The official Argentine calendar has incorporated March 24 as a National Day of memory, truth and justice, in coincidence with the 30th anniversary of the military coup that inaugurated one of the bloodiest dictatorships the country has known in many decades.
The initiative from President Kirchner's administration was voted Thursday in Congress and is intended to become a day of reflection, recalling the toll of almost 30.000 Argentines disappeared during the 1976/83 iron fisted military regime.
Congressman Agustin Rossi one of the sponsors of the bill said that March 24th will be "fittingly" observed and will not be transferred to a Monday or Friday to make for long weekends.
On March 24, 1976 a military Junta with minimal resistance ousted caretaker President Isabel Peron who had succeeded her husband strongman Juan Domingo Peron when he died in July 1974.
The seven years military rule became famous for its notorious systematic termination of thousands of suspected left wing militants, human rights abuses and the South Atlantic conflict which ended in defeat and complete disaster.
However human rights activists were not enthusiastic about the initiative.
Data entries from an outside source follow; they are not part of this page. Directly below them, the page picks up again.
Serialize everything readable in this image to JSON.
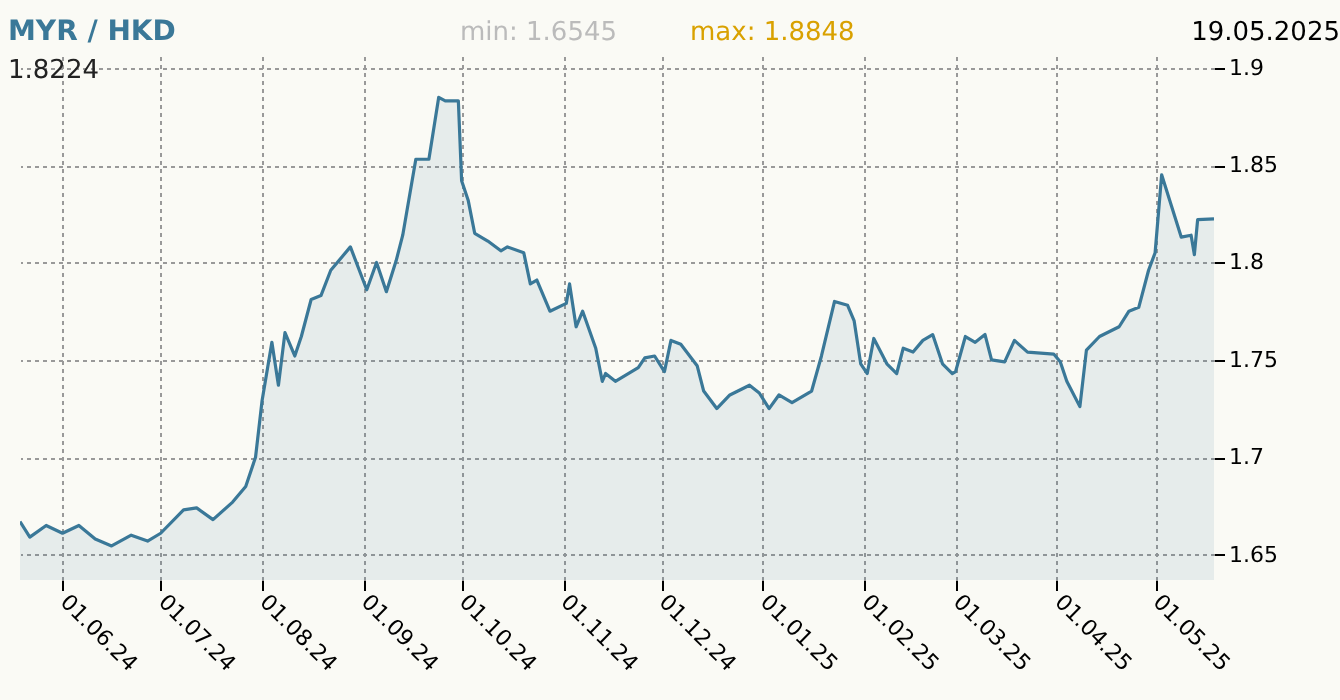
{
  "chart_data": {
    "type": "area",
    "title": "MYR / HKD",
    "annotations": [
      "min: 1.6545",
      "max: 1.8848",
      "19.05.2025",
      "1.8224"
    ],
    "x": [
      "2024-05-19",
      "2024-05-22",
      "2024-05-27",
      "2024-06-01",
      "2024-06-06",
      "2024-06-11",
      "2024-06-16",
      "2024-06-22",
      "2024-06-27",
      "2024-07-01",
      "2024-07-08",
      "2024-07-12",
      "2024-07-17",
      "2024-07-23",
      "2024-07-27",
      "2024-07-30",
      "2024-08-01",
      "2024-08-02",
      "2024-08-04",
      "2024-08-06",
      "2024-08-08",
      "2024-08-11",
      "2024-08-13",
      "2024-08-16",
      "2024-08-19",
      "2024-08-22",
      "2024-08-28",
      "2024-09-02",
      "2024-09-05",
      "2024-09-08",
      "2024-09-11",
      "2024-09-13",
      "2024-09-17",
      "2024-09-21",
      "2024-09-24",
      "2024-09-26",
      "2024-09-30",
      "2024-10-01",
      "2024-10-03",
      "2024-10-05",
      "2024-10-09",
      "2024-10-13",
      "2024-10-15",
      "2024-10-20",
      "2024-10-22",
      "2024-10-24",
      "2024-10-28",
      "2024-11-02",
      "2024-11-03",
      "2024-11-05",
      "2024-11-07",
      "2024-11-11",
      "2024-11-13",
      "2024-11-14",
      "2024-11-17",
      "2024-11-24",
      "2024-11-26",
      "2024-11-29",
      "2024-12-02",
      "2024-12-04",
      "2024-12-07",
      "2024-12-12",
      "2024-12-14",
      "2024-12-18",
      "2024-12-22",
      "2024-12-28",
      "2024-12-31",
      "2025-01-03",
      "2025-01-06",
      "2025-01-10",
      "2025-01-16",
      "2025-01-19",
      "2025-01-23",
      "2025-01-27",
      "2025-01-29",
      "2025-01-31",
      "2025-02-02",
      "2025-02-04",
      "2025-02-08",
      "2025-02-11",
      "2025-02-13",
      "2025-02-16",
      "2025-02-19",
      "2025-02-22",
      "2025-02-25",
      "2025-02-28",
      "2025-03-01",
      "2025-03-04",
      "2025-03-07",
      "2025-03-10",
      "2025-03-12",
      "2025-03-16",
      "2025-03-19",
      "2025-03-23",
      "2025-03-31",
      "2025-04-02",
      "2025-04-04",
      "2025-04-08",
      "2025-04-10",
      "2025-04-14",
      "2025-04-20",
      "2025-04-23",
      "2025-04-26",
      "2025-04-29",
      "2025-05-01",
      "2025-05-03",
      "2025-05-06",
      "2025-05-09",
      "2025-05-12",
      "2025-05-13",
      "2025-05-14",
      "2025-05-19"
    ],
    "series": [
      {
        "color": "#3a7898",
        "values": [
          1.667,
          1.659,
          1.665,
          1.661,
          1.665,
          1.658,
          1.6545,
          1.66,
          1.657,
          1.661,
          1.673,
          1.674,
          1.668,
          1.677,
          1.685,
          1.7,
          1.729,
          1.739,
          1.759,
          1.737,
          1.764,
          1.752,
          1.762,
          1.781,
          1.783,
          1.796,
          1.808,
          1.786,
          1.8,
          1.785,
          1.801,
          1.814,
          1.853,
          1.853,
          1.8848,
          1.883,
          1.883,
          1.842,
          1.832,
          1.815,
          1.811,
          1.806,
          1.808,
          1.805,
          1.789,
          1.791,
          1.775,
          1.779,
          1.789,
          1.767,
          1.775,
          1.756,
          1.739,
          1.743,
          1.739,
          1.746,
          1.751,
          1.752,
          1.744,
          1.76,
          1.758,
          1.747,
          1.734,
          1.725,
          1.732,
          1.737,
          1.733,
          1.725,
          1.732,
          1.728,
          1.734,
          1.752,
          1.78,
          1.778,
          1.77,
          1.748,
          1.743,
          1.761,
          1.748,
          1.743,
          1.756,
          1.754,
          1.76,
          1.763,
          1.748,
          1.743,
          1.744,
          1.762,
          1.759,
          1.763,
          1.75,
          1.749,
          1.76,
          1.754,
          1.753,
          1.749,
          1.739,
          1.726,
          1.755,
          1.762,
          1.767,
          1.775,
          1.777,
          1.796,
          1.805,
          1.845,
          1.829,
          1.813,
          1.814,
          1.804,
          1.822,
          1.8224
        ]
      }
    ],
    "xlim": [
      "2024-05-19",
      "2025-05-19"
    ],
    "xticks": [
      {
        "value": "2024-06-01",
        "label": "01.06.24"
      },
      {
        "value": "2024-07-01",
        "label": "01.07.24"
      },
      {
        "value": "2024-08-01",
        "label": "01.08.24"
      },
      {
        "value": "2024-09-01",
        "label": "01.09.24"
      },
      {
        "value": "2024-10-01",
        "label": "01.10.24"
      },
      {
        "value": "2024-11-01",
        "label": "01.11.24"
      },
      {
        "value": "2024-12-01",
        "label": "01.12.24"
      },
      {
        "value": "2025-01-01",
        "label": "01.01.25"
      },
      {
        "value": "2025-02-01",
        "label": "01.02.25"
      },
      {
        "value": "2025-03-01",
        "label": "01.03.25"
      },
      {
        "value": "2025-04-01",
        "label": "01.04.25"
      },
      {
        "value": "2025-05-01",
        "label": "01.05.25"
      }
    ],
    "ylim": [
      1.637,
      1.906
    ],
    "yticks": [
      1.65,
      1.7,
      1.75,
      1.8,
      1.85,
      1.9
    ],
    "grid": true,
    "line_style": "solid"
  }
}
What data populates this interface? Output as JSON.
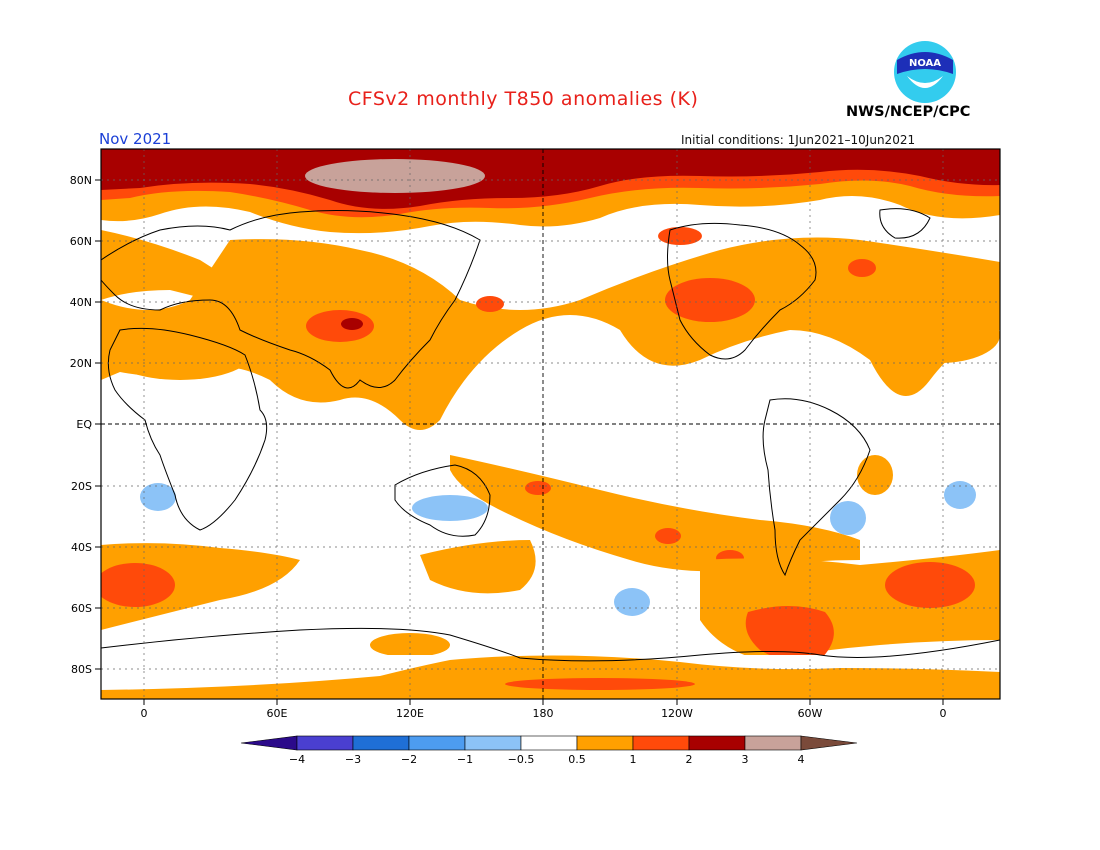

Adolfo Perez Esquivel, who won the 1980 Nobel Peace Prize for his resistance to the military regime argued that "days off usually are to celebrate and on March 24th there's nothing to celebrate, much on the contrary".
He also pointed out that this year the coup's 30th anniversary is on a Friday.
"This date should not have its meaning altered. It can't be reduced to just a long weekend" stressed the human rights group Memory, Truth and Justice.
The Mothers of Plaza de Mayo supported the idea of incorporating March 24th to the calendar as national holiday, as long as it's commemorated on that date and not moved for long weekends. "It's a day of memory and reflection".
Argentina's Human Rights Secretary Eduardo Luis Duhalde said commemoration of March 24 is intended "to become a day of memory for Argentines, reflecting on what happened during those long dark dictatorial nights".